On Transcription [ the Joys and Sorrows of ]
First, here is a quick overview
of the professional webcred
transcripts, as initially received. (By the time you read this,
they are probably already cleaned up, so this is a moot point.
This is presented for transcription geeking value only.) More
detailed
commentary and examples at the end.
[Now I really want
to interview someone who runs a transcription business… what kind of
special effort do they take with celebrities’ names and quotes?
What other VIP services are available? What kind of insurance do they need, and what happens when you transcribe slander?
How hard is it to produce a perfect real-time transcript, and how close
to “real-time” can one get?
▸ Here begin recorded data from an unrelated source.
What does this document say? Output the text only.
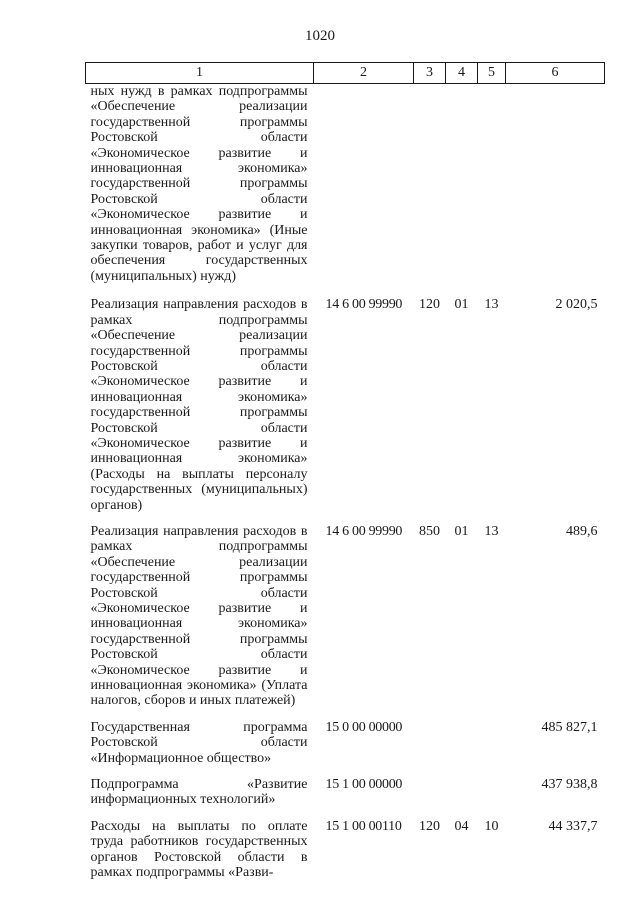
1020
1	2	3	4	5	6
ных нужд в рамках подпрограммы «Обеспечение реализации государственной программы Ростовской области «Экономическое развитие и инновационная экономика» государственной программы Ростовской области «Экономическое развитие и инновационная экономика» (Иные закупки товаров, работ и услуг для обеспечения государственных (муниципальных) нужд)					
Реализация направления расходов в рамках подпрограммы «Обеспечение реализации государственной программы Ростовской области «Экономическое развитие и инновационная экономика» государственной программы Ростовской области «Экономическое развитие и инновационная экономика» (Расходы на выплаты персоналу государственных (муниципальных) органов)	14 6 00 99990	120	01	13	2 020,5
Реализация направления расходов в рамках подпрограммы «Обеспечение реализации государственной программы Ростовской области «Экономическое развитие и инновационная экономика» государственной программы Ростовской области «Экономическое развитие и инновационная экономика» (Уплата налогов, сборов и иных платежей)	14 6 00 99990	850	01	13	489,6
Государственная программа Ростовской области «Информационное общество»	15 0 00 00000				485 827,1
Подпрограмма «Развитие информационных технологий»	15 1 00 00000				437 938,8
Расходы на выплаты по оплате труда работников государственных органов Ростовской области в рамках подпрограммы «Разви-	15 1 00 00110	120	04	10	44 337,7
My private hunch: as close as
needed to exactly real time, including ‘post’-processing.]
- The transcripts are beautiful. In contrast to some gov
and court transcripts I have seen, they are well laid out and easy to scan.
- The English is clean.
Interruptions and stuttering are cleanly handled, and most sessions
have useful sentence and paragraph breaks (even when the speaker was
rambling). - They get most names, proper nouns, organizations, and technology
references right. More than I would get without a list of names
in front of me. - Their attention to small connecting words and comments
under-the-breath is generally excellent. In general, their
accuracy is fabulous [which is, as I’m sure you all know by now, the Official Word of 2005], some 99.5%
- This was done quickly : a ~1 week turnaround for 15 hours of dense audio.
- They are inconsistent. In some places, [inaudible] is used and
every
speaker gets his/her own line and paragraph. In others, just a
few dashes or underscores “___” are used to indicate something
inaudible. Full names are used in some places, and not in others,
at times ambiguously. Some sessions have poor formatting,
paragraph breaks; the transcription of podcasting audio clips, for
instance.
- They get many names, proper nouns, organizations, and technology
references wrong. They should have lists of these terms in front
of them, and should ask for what they don’t have. This would help
them spell podcasting without a space, write “blogosphere” without a
cap, and remember that yes, Jon Bonn